How does the C ++ pointer Parameter Pass the memory ?, Pointer Transmission

How does the C ++ pointer Parameter Pass the memory ?, Pointer Transmission

Several examples are provided to illustrate the memory transfer problem of the C ++ pointer parameter.

Example 1:

Void GetMemory (char * p, int num)

{

P = (char *) malloc (sizeof (char) * num );

Return;

}

Int main (void)

{

Char * str = NULL;

GetMemory (str, 30 );

Std: cout <str <std: endl; // str is still NULL

}

Analysis: If the function parameter is a pointer, do not expect this pointer to apply for dynamic memory. In example 1, the main function calls GetMemoty (str, 30) and does not enable str to obtain the expected memory. str is still NULL. In the GetMemory function, the compiler always creates a temporary copy for each parameter of the function. The copy of the pointer parameter p is _ p, and the compiler makes _ p = p. If the program in the function modifies the content of _ p, the content of parameter p is modified accordingly. This is why pointers can be used as output parameters.
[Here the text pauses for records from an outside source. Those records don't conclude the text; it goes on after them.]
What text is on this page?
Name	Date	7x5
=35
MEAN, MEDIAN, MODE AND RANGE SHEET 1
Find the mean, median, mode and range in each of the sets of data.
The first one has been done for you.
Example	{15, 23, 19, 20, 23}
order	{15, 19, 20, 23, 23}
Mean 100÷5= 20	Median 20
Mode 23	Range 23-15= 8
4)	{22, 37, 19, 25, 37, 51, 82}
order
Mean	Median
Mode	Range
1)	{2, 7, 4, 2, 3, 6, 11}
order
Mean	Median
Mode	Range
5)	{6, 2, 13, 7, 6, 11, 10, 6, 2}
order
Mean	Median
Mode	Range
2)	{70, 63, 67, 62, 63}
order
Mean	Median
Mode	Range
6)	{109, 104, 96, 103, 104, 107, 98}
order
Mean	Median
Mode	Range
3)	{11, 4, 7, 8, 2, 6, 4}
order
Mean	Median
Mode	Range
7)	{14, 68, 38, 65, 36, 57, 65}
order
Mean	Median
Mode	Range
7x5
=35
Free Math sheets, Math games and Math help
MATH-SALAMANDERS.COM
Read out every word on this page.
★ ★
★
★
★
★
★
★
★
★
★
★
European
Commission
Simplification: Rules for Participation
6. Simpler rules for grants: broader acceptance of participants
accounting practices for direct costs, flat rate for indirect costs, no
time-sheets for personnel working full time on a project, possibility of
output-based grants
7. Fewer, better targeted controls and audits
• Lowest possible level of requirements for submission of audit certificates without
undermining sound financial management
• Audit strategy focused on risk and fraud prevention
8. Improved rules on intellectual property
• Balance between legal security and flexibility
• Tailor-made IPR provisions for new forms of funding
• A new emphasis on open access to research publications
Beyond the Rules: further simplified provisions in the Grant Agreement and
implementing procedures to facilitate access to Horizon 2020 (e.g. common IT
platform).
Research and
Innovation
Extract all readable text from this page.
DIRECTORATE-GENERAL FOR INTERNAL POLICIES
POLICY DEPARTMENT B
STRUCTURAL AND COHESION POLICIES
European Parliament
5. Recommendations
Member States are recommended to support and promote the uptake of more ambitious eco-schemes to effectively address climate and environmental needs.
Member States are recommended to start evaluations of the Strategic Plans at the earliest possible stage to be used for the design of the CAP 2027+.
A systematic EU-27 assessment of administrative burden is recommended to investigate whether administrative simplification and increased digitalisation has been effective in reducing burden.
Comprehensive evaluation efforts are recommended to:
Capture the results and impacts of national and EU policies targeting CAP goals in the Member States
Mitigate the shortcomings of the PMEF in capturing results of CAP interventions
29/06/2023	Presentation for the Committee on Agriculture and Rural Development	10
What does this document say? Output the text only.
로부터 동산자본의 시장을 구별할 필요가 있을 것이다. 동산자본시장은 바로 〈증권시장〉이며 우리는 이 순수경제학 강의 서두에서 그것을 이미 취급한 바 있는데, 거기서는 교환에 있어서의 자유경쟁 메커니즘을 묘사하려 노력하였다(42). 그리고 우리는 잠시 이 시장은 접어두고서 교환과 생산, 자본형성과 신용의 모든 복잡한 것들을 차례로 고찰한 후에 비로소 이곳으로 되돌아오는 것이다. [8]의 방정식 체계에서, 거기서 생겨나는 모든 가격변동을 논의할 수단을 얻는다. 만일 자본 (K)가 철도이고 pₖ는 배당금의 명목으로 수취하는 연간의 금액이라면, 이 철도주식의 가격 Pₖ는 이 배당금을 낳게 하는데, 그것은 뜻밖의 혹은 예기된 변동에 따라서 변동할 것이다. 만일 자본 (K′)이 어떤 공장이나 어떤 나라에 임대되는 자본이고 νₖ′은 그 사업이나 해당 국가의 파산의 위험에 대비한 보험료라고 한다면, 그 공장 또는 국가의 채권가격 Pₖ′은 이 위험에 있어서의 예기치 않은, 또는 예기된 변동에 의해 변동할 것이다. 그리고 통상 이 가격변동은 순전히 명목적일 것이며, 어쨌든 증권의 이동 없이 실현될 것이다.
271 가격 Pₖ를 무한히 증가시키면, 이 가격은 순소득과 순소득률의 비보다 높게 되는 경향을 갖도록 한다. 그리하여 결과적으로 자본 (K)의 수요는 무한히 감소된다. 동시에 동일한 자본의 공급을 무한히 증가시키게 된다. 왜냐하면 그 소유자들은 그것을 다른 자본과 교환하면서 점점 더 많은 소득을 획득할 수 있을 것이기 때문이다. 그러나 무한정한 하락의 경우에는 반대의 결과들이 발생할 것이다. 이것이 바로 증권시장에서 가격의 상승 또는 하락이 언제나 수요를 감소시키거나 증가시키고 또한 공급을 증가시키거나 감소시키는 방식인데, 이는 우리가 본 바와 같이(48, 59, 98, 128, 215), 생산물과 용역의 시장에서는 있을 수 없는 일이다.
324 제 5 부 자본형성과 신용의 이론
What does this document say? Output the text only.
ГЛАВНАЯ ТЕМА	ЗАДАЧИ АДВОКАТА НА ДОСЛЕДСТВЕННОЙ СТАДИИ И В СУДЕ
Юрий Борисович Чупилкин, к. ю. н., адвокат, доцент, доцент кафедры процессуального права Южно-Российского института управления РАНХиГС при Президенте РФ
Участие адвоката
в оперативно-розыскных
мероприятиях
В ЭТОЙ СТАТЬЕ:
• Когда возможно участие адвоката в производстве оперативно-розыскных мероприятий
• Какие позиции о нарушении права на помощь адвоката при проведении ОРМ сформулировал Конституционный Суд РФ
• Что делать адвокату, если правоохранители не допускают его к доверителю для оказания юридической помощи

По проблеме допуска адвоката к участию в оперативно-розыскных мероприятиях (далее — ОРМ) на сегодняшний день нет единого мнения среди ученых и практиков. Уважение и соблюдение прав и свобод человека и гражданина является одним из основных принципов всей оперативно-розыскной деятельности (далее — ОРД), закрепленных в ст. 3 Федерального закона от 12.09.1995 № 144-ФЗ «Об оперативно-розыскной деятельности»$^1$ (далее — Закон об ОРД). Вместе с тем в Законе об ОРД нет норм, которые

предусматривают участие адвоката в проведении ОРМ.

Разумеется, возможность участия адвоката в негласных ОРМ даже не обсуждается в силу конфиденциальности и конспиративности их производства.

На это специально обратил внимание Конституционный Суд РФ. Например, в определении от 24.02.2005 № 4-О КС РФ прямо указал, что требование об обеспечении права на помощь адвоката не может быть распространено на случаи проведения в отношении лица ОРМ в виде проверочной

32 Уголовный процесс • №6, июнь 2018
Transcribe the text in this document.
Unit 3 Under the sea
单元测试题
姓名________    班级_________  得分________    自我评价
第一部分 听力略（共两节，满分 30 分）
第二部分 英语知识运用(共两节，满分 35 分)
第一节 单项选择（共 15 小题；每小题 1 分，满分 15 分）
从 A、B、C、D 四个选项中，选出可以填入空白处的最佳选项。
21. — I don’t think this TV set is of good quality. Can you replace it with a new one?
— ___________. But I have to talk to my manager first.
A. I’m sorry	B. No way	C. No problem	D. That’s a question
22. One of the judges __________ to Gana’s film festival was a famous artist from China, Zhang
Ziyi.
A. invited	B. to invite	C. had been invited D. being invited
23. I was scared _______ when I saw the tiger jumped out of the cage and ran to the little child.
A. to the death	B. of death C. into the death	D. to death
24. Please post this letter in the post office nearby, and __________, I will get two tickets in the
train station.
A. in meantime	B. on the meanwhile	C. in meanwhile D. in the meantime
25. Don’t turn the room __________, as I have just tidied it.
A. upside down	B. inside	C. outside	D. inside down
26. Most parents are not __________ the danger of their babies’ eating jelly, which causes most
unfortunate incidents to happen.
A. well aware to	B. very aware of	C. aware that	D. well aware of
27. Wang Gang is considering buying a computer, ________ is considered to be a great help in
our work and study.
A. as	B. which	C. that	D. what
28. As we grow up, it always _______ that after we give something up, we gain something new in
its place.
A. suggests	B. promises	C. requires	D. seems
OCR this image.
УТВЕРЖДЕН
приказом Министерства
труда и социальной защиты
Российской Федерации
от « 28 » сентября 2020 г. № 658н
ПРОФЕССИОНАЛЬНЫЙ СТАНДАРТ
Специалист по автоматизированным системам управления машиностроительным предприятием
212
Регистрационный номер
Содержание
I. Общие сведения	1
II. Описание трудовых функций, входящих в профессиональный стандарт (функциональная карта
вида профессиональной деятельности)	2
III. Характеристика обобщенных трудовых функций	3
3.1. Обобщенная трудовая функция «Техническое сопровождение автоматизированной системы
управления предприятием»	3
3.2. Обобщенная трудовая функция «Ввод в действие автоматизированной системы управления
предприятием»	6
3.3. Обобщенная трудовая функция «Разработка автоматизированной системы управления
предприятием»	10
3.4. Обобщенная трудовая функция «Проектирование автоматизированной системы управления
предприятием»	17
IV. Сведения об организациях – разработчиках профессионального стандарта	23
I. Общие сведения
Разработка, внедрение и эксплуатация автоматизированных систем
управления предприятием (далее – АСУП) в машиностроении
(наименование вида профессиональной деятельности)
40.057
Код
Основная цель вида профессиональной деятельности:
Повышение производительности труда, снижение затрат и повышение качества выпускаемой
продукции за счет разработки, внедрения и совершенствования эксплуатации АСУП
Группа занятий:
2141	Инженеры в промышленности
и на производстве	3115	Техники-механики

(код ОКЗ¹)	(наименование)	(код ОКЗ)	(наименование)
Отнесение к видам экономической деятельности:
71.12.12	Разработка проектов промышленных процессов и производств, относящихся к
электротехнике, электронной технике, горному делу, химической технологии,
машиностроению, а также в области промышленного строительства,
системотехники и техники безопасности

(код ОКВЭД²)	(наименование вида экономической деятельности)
In example 1, _ p applied for a new memory, but changed the address of the memory indicated by _ p, but p was not changed at all. Therefore, the GetMemory function cannot output anything. In fact, each execution of GetMemory will leak a piece of memory because the memory is not free to be released. If you need to use the pointer parameter to request memory, you should use "pointer to Pointer" instead. For details, see Example 2.

Example 2:

Void GetMemory_2 (char ** p, int num)

{

* P = (char *) malloc (sizeof (char) * num );

Return;

}

Int main (void)

{

Char * str = NULL;

GetMemory (& str, 30 );

Strcpy (str, "hello world ");

Std: cout <str <std: endl;

Free (str );

}

Analysis: the temporary copy of * p in the GetMemory_2 function parameter is _ * p. In the function, a new memory is applied, which is equivalent to changing the content of pointer _ * p, thus, the content of * p is changed, so the memory application is successful.